Re: race condition in pg_class

From: Nitin Motiani <nitinmotiani(at)google(dot)com>
To: Noah Misch <noah(at)leadboat(dot)com>
Cc: Heikki Linnakangas <hlinnaka(at)iki(dot)fi>, Robert Haas <robertmhaas(at)gmail(dot)com>, pgsql-hackers(at)postgresql(dot)org, Tom Lane <tgl(at)sss(dot)pgh(dot)pa(dot)us>, Smolkin Grigory <smallkeen(at)gmail(dot)com>, Michael Paquier <michael(at)paquier(dot)xyz>, Alexander Lakhin <exclusion(at)gmail(dot)com>
Subject: Re: race condition in pg_class
Date: 2024-09-03 15:54:52
Message-ID: CAH5HC96yPfrLVQ-srZ65R73t_dBLNM4mCR-RGcT5zNa04DHSxA@mail.gmail.com
Views: Raw Message | Whole Thread | Download mbox | Resend email
Thread:
Lists: pgsql-hackers

On Sat, Aug 31, 2024 at 6:40 AM Noah Misch <noah(at)leadboat(dot)com> wrote:
>
> On Thu, Aug 29, 2024 at 09:08:43PM +0530, Nitin Motiani wrote:
> > On Thu, Aug 29, 2024 at 8:11 PM Noah Misch <noah(at)leadboat(dot)com> wrote:
> > > On Tue, Aug 20, 2024 at 11:59:45AM +0300, Heikki Linnakangas wrote:
> > > > My order of preference is: 2, 1, 3.
> > >
> > > I kept tuple locking responsibility in heapam.c. That's simpler and better
> > > for modularity, but it does mean we release+acquire after any xmax wait.
> > > Before, we avoided that if the next genam.c scan found the same TID. (If the
> > > next scan finds the same TID, the xmax probably aborted.) I think DDL aborts
> > > are rare enough to justify simplifying as this version does. I don't expect
> > > anyone to notice the starvation outside of tests built to show it. (With
> > > previous versions, one can show it with a purpose-built test that commits
> > > instead of aborting, like the "001_pgbench_grant(at)9" test.)
> > >
> > > This move also loses the optimization of unpinning before XactLockTableWait().
> > > heap_update() doesn't optimize that way, so that's fine.
> > >
> > > The move ended up more like (1), though I did do
> > > s/systable_inplace_update_scan/systable_inplace_update_begin/ like in (2). I
> > > felt that worked better than (2) to achieve lock release before
> > > CacheInvalidateHeapTuple(). Alternatives that could be fine:
> > >
> > From a consistency point of view, I find it cleaner if we can have all
> > the heap_inplace_lock and heap_inplace_unlock in the same set of
> > functions. So here those would be the systable_inplace_* functions.
>
> That will technically be the case after inplace160, and I could make it so
> here by inlining heap_inplace_unlock() into its heapam.c caller. Would that
> be cleaner or less clean?
>

I am not sure. It seems more inconsistent to take the lock using
heap_inplace_lock but then just unlock by calling LockBuffer. On the
other hand, it doesn't seem that different from the way
SearchSysCacheLocked1 and UnlockTuple are used in inplace120. If we
are doing it this way, perhaps it would be good to rename
heap_inplace_update to heap_inplace_update_and_unlock.

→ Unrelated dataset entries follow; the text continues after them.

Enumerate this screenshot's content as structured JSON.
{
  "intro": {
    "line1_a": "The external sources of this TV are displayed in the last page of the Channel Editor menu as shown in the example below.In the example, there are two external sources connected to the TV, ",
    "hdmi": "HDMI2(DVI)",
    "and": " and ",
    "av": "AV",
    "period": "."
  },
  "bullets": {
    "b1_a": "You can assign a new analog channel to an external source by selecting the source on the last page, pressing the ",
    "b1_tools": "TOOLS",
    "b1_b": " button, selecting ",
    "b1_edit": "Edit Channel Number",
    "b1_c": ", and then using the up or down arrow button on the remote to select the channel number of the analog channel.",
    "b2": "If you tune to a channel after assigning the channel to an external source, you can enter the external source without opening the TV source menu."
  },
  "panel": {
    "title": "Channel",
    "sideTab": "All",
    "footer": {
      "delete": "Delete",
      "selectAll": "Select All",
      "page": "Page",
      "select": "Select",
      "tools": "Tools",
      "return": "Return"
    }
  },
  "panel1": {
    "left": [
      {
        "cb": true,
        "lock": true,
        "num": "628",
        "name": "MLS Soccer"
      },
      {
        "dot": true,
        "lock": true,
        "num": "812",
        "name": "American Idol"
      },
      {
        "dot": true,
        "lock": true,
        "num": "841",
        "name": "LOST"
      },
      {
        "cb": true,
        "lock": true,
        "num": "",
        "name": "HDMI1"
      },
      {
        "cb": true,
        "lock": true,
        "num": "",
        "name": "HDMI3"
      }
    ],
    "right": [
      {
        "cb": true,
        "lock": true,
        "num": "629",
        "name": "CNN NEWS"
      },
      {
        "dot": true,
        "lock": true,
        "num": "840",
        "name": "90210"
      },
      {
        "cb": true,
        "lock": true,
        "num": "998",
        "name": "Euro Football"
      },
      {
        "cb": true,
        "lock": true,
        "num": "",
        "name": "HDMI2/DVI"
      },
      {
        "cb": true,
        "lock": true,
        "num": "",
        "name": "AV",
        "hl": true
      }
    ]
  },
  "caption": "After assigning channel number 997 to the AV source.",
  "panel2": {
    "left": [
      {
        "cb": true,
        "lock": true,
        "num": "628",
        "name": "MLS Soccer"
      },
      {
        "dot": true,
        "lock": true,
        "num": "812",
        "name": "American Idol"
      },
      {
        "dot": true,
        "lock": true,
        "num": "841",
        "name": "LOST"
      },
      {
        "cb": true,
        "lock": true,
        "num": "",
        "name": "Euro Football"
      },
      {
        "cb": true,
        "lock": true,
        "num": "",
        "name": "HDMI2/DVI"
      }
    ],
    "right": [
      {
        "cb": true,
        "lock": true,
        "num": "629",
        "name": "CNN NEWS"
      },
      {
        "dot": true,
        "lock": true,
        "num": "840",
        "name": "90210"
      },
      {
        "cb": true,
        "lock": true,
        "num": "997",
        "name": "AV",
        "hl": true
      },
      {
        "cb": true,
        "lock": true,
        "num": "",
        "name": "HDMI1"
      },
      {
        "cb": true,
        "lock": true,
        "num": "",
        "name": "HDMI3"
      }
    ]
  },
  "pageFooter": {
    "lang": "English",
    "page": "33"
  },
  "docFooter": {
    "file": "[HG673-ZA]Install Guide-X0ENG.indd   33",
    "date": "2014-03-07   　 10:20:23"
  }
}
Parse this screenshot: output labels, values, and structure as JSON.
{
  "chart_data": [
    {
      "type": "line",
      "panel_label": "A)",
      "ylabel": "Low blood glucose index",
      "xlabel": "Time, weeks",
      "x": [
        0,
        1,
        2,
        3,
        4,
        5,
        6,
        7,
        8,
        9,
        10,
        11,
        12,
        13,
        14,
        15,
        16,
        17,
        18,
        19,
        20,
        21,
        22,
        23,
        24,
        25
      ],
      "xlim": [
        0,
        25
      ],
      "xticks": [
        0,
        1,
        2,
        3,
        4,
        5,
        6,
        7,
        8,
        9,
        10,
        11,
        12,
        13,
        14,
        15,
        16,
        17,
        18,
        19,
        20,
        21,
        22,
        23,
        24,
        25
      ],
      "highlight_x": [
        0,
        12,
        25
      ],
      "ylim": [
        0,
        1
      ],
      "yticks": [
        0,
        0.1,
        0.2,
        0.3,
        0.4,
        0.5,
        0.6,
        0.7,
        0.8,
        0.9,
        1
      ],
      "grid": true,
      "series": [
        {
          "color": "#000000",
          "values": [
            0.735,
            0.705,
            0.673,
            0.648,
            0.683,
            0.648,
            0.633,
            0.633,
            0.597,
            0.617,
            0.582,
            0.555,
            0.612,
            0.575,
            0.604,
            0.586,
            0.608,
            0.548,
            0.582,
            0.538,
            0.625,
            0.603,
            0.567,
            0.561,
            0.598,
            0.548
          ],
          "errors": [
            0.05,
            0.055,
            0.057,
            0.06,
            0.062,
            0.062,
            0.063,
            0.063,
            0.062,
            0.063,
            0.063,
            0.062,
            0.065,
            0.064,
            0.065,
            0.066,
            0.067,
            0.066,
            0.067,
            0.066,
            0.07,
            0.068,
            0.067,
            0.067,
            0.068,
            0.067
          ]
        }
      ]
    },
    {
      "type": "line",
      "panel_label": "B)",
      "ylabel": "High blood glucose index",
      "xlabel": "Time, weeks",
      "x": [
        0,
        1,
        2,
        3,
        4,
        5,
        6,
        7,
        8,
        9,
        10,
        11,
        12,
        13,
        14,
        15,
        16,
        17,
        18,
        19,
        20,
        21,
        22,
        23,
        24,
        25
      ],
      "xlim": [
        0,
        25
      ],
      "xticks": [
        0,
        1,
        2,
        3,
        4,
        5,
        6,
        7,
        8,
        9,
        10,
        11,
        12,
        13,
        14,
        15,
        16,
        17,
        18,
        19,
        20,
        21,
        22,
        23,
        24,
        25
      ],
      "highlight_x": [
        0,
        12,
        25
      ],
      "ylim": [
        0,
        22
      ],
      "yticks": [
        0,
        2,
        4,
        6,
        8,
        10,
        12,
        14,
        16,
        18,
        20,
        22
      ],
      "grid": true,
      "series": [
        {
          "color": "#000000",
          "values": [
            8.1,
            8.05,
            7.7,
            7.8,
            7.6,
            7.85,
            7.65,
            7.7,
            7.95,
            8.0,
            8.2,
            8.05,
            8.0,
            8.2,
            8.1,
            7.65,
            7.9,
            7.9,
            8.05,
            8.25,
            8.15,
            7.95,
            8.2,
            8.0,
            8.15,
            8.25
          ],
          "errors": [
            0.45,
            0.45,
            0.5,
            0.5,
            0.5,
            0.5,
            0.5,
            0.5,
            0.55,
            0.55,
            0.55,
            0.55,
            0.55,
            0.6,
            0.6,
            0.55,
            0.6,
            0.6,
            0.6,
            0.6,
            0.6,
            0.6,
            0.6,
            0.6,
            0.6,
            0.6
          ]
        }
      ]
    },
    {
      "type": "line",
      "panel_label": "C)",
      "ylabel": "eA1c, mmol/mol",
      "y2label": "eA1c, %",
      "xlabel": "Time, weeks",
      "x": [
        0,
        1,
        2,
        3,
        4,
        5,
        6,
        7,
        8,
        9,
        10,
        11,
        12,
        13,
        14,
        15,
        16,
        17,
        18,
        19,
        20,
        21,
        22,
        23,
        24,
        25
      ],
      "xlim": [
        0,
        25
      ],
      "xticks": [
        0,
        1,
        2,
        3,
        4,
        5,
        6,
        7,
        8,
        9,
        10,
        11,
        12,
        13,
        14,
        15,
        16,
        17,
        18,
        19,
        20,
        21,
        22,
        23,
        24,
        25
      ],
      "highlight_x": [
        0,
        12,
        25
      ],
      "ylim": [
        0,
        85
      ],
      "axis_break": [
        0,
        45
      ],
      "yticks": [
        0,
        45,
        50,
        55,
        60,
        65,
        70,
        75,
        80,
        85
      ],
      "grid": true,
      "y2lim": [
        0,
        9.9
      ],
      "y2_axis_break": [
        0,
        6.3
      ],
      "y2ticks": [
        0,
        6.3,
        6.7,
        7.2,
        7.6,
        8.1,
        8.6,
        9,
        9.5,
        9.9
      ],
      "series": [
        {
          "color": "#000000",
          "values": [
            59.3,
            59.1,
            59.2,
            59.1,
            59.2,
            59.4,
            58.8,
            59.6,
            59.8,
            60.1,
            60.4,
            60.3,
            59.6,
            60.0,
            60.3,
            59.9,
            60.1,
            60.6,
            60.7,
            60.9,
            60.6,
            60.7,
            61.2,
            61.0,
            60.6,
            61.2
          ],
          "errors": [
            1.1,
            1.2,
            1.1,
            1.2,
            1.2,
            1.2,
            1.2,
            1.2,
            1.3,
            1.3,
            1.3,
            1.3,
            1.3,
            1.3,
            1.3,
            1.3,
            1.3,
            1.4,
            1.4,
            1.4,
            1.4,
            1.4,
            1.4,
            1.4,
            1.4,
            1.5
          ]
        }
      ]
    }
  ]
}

> > > - In the cancel case, call both systable_inplace_update_cancel and
> > > systable_inplace_update_end. _finish or _cancel would own unlock, while
> > > _end would own systable_endscan().
> > >
> > What happens to CacheInvalidateHeapTuple() in this approach? I think
> > it will still need to be brought to the genam.c layer if we are
> > releasing the lock in systable_inplace_update_finish.
>
> Cancel scenarios don't do invalidation. (Same under other alternatives.)
>

Sorry, I wasn't clear about this one. Let me rephrase. My
understanding is that the code in this approach would look like below
:
if (dirty)
systable_inplace_update_finish(inplace_state, tup);
else
systable_inplace_update_cancel(inplace_state);
systable_inplace_update_end(inplace_state);

And that in this structure, both _finish and _cancel will call
heap_inplace_unlock and then _end will call systable_endscan. So even
with this structure, the invalidation has to happen inside _finish
after the unlock. So this also pulls the invalidation to the genam.c
layer. Am I understanding this correctly?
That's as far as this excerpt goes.